Vor dem Spiel gegen Leverkusen am Samstag freut sich Freiburgs Trainer Julian Schuster über eine deutlich größere Personalauswahl. Zwei zuletzt gesperrte Stammkräfte drängen zurück in die Startelf und auch bei zwei Verletzten geht es voran.
Auch Beste drängt zurück
Der Februar war kein leichter Monat für Johan Manzambi. Erst sah der Freiburger Shootingstar beim 1:0-Heimsieg gegen Bremen nach erneut unglücklicher Aktion seine zweite Rote Karte der Saison – und bekam als Wiederholungstäter eine heftige Drei-Spiele-Sperre aufgebrummt. Im DFB-Pokal-Viertelfinale drei Tage später bei Hertha BSC wurde der kreative Mittelfeldspieler dann erst gegen Ende eingewechselt – und verschoss als einziger SC-Profi seinen Elfmeter im finalen Shoot-out.
Immerhin die beiden Team-Erfolge gegen Bremen und Hertha sorgten für Trost. Persönlich standen Manzambi allerdings fast vier Wochen ohne Wettkampf bevor, die erst am Samstag mit der Einsatzmöglichkeit gegen Leverkusen enden. Nimmt man die Leistungsdelle mit dazu, die das ab April 2025 in rasantem Tempo plötzlich ins Schweizer Nationalteam durchgestartete Top-Talent vor der Sperre erlebt hat, ist es aktuell sicher Manzambis herausforderndste Phase als Profi.

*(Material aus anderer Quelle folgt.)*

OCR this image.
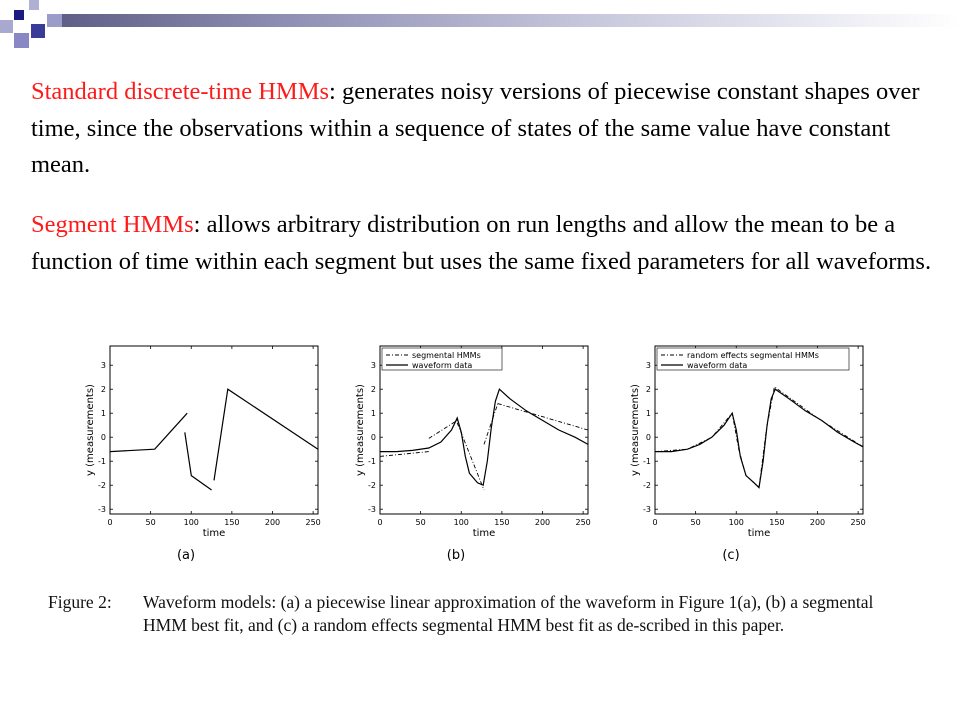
Standard discrete-time HMMs: generates noisy versions of piecewise constant shapes over time, since the observations within a sequence of states of the same value have constant mean.

Segment HMMs: allows arbitrary distribution on run lengths and allow the mean to be a function of time within each segment but uses the same fixed parameters for all waveforms.

0	50	100	150	200	250
-3
-2
-1
0
1
2
3
time
y (measurements)
(a)
0	50	100	150	200	250
-3
-2
-1
0
1
2
3
time
y (measurements)
segmental HMMs
waveform data
(b)
0	50	100	150	200	250
-3
-2
-1
0
1
2
3
time
y (measurements)
random effects segmental HMMs
waveform data
(c)
Figure 2: Waveform models: (a) a piecewise linear approximation of the waveform in Figure 1(a), (b) a segmental HMM best fit, and (c) a random effects segmental HMM best fit as de-scribed in this paper.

- Freiburgs Shootingstar Manzambi erlebt die erste Delle
Spannend ist nun, in welcher Verfassung Manzambi zurückkommt. Die Wettkampfpause könnte sich nach vielen Einsätzen zuvor in Klub und Nati ja auch als vorteilhaft entpuppen, um mit aufgeladenen Akkus neu anzugreifen. „Wir konnten die Zeit nutzen“, sagte Julian Schuster am Donnerstag: „Jeder, der Johan beobachtet, weiß, wie sehr er mit den Hufen scharrt. Er freut sich natürlich sehr, wieder dabei sein zu können.“
Individuelle Fördermaßnahmen
Der SC-Coach sieht im Zeitpunkt der Sperre einen positiven Aspekt. „Es war genau die Phase, in der wir ohne englischen Wochen zum Glück viel Mannschaftstraining hatten. Das war wichtig für ihn, dass in diesem Bereich die Belastung sehr hoch war.“ Zudem sei Raum für individuelle Fördermaßnahmen gewesen: „Bei ihm konnte wir dazu Dinge drauflegen, was Athletik und Schnelligkeit betrifft sowie inhaltliche Dinge auch im Detail mit ihm analysieren.“
Sonst gelte es laut Schuster bei allem Engagement immer auch Rücksicht auf die „körperliche und mentale Frische der Jungs zu nehmen“, um sie ideal auf ein Spiel vorzubereiten: „Das konnten wir bei Johan jetzt ein Stück weit ausklammern.“
Manzambi dürfte gute Chancen haben, direkt wieder in die Freiburger Startelf zurückzukehren. Auch, weil Hauptkonkurrent Patrick Osterhage als offensiverer Part der Doppelsechs zuletzt nicht seine beste Phase erlebte. Vielleicht sogar noch bessere Aussichten auf ein Mandat in der Anfangself kann man Rechtsaußen Niklas Beste zuschreiben, der wegen einer Gelbsperre nur eine Partie fehlte.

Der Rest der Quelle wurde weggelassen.